You might think I'm being hyperbolic or overly hypothetical. However, this kind of interaction has evolved several times throughout computing's history. We see it in the form of "channel I/O" on IBM mainframes, I/O processors in CDC mainframes (where the CDC 604's operating system is literally executed by one of its 10 I/O processors!), and today, in NVMe interfaces and in VirtIO in Linux kernel driver interfaces. Remember what I said about 6502 vs 65816 kernel implementations above? This is not hypothetical; IBM already figured this out years ago, when they replaced the channel I/O hardware on mainframes with PowerPC-based channel emulator cards. To this day, software written on IBM mainframes still think they're talking to channel controller hardware built in 1964 for the original IBM System/360 mainframe, only much, much, much faster.

But, these interfaces are optimized for hardware; are there any software equivalents? Yes!

AmigaOS and Tripos both implement a fully functional OS which is almost entirely predicated on fully asynchronous API requests (c.f., ARexx ports, low-level device I/O, installable filesystem "handlers", GUI events, etc. are all asynchronous).
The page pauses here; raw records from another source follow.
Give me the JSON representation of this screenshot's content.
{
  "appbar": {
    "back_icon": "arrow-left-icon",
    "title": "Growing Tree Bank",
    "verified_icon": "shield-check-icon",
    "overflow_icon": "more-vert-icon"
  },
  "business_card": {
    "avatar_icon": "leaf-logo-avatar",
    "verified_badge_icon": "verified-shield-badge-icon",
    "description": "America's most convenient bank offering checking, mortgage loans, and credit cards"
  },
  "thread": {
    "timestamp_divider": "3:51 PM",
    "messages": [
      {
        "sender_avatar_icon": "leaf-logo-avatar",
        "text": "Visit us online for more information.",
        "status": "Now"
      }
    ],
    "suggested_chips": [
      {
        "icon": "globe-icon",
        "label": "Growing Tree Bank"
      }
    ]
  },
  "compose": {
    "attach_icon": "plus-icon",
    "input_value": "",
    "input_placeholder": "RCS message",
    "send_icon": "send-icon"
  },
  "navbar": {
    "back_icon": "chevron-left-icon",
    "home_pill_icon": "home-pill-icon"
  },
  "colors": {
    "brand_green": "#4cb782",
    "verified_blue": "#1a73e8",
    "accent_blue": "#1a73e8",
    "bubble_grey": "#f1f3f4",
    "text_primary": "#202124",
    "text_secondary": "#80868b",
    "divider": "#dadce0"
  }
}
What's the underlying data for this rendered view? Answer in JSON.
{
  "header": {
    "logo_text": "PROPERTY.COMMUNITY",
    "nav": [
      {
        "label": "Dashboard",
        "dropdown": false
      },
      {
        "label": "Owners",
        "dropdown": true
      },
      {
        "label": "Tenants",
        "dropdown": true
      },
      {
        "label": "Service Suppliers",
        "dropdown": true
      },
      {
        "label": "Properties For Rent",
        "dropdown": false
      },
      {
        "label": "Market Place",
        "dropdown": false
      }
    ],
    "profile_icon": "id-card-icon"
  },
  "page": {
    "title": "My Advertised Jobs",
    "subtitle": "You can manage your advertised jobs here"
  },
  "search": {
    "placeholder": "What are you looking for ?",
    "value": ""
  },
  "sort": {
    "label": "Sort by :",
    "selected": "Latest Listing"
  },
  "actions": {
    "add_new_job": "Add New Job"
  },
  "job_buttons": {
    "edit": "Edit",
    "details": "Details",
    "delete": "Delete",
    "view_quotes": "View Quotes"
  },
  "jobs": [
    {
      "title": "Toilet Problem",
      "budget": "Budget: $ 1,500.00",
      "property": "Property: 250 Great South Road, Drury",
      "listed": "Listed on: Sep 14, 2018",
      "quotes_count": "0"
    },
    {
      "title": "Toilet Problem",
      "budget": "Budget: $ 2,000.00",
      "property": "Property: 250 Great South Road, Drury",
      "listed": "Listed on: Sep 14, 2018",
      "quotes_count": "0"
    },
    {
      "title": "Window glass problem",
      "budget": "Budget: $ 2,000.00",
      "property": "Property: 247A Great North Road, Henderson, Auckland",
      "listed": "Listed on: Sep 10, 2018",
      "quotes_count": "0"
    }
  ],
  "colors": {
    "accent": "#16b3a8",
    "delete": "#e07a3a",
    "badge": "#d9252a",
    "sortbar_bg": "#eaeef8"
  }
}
However, the problem with AmigaOS and Tripos is they both make use of dedicated system calls for enqueueing and dequeueing messages. While lightweight and so convenient to use you'll be spoiled forever, the message passing overhead is still higher than simply touching memory. This was such a concern with AmigaOS that some of its message handling functions are duplicately implemented as C and assembly macros in amigalib. Also, both AmigaOS and Tripos still tend to hide the asynchronous logic behind a synchronous library API at the systems level.

If you squint a little bit harder, you can also see traces of this in "cache-kernel" systems which use message-based signalling (read up on how the V++ kernel works). Indeed, the only reason we even still have a system call at all is because most computers lack hardware to transparently trap to a message handler after updating a software-managed request queue. (Debugger support, like hardware watchpoints, might be useful here.) Cache kernel systems with hardware-assisted messaging features can get away without ever explicitly "calling" into a kernel.

Closer to what was discussed above, Tock:OS's system call API maintains a remarkably small set of system calls (smaller than most microkernels!). The set of primitives offered by a Tock:OS "capsule" is obviously dependent upon each capsule, but most have interfaces which amount to "enqueue this request" while Tock:OS itself has a system call which waits until an event happens, invoking application-specific callbacks for specific events. The callback model is actually remarkably close to how the homebrew virtual machine Uxn works.

There are many articles calling POSIX to be relegated as a legacy API. If we ever want to move beyond the POSIX API and the bottlenecks it imposes on us as application developers, I think "channel systems" are the way forward. While not as easy to use as a synchronous API, they are vastly simpler than existing alternatives. The fewer system calls there are, the better. As far as I can tell, nothing else delivers the bang for the simplicity-vs-scalability buck that channel-based I/O and service requests do.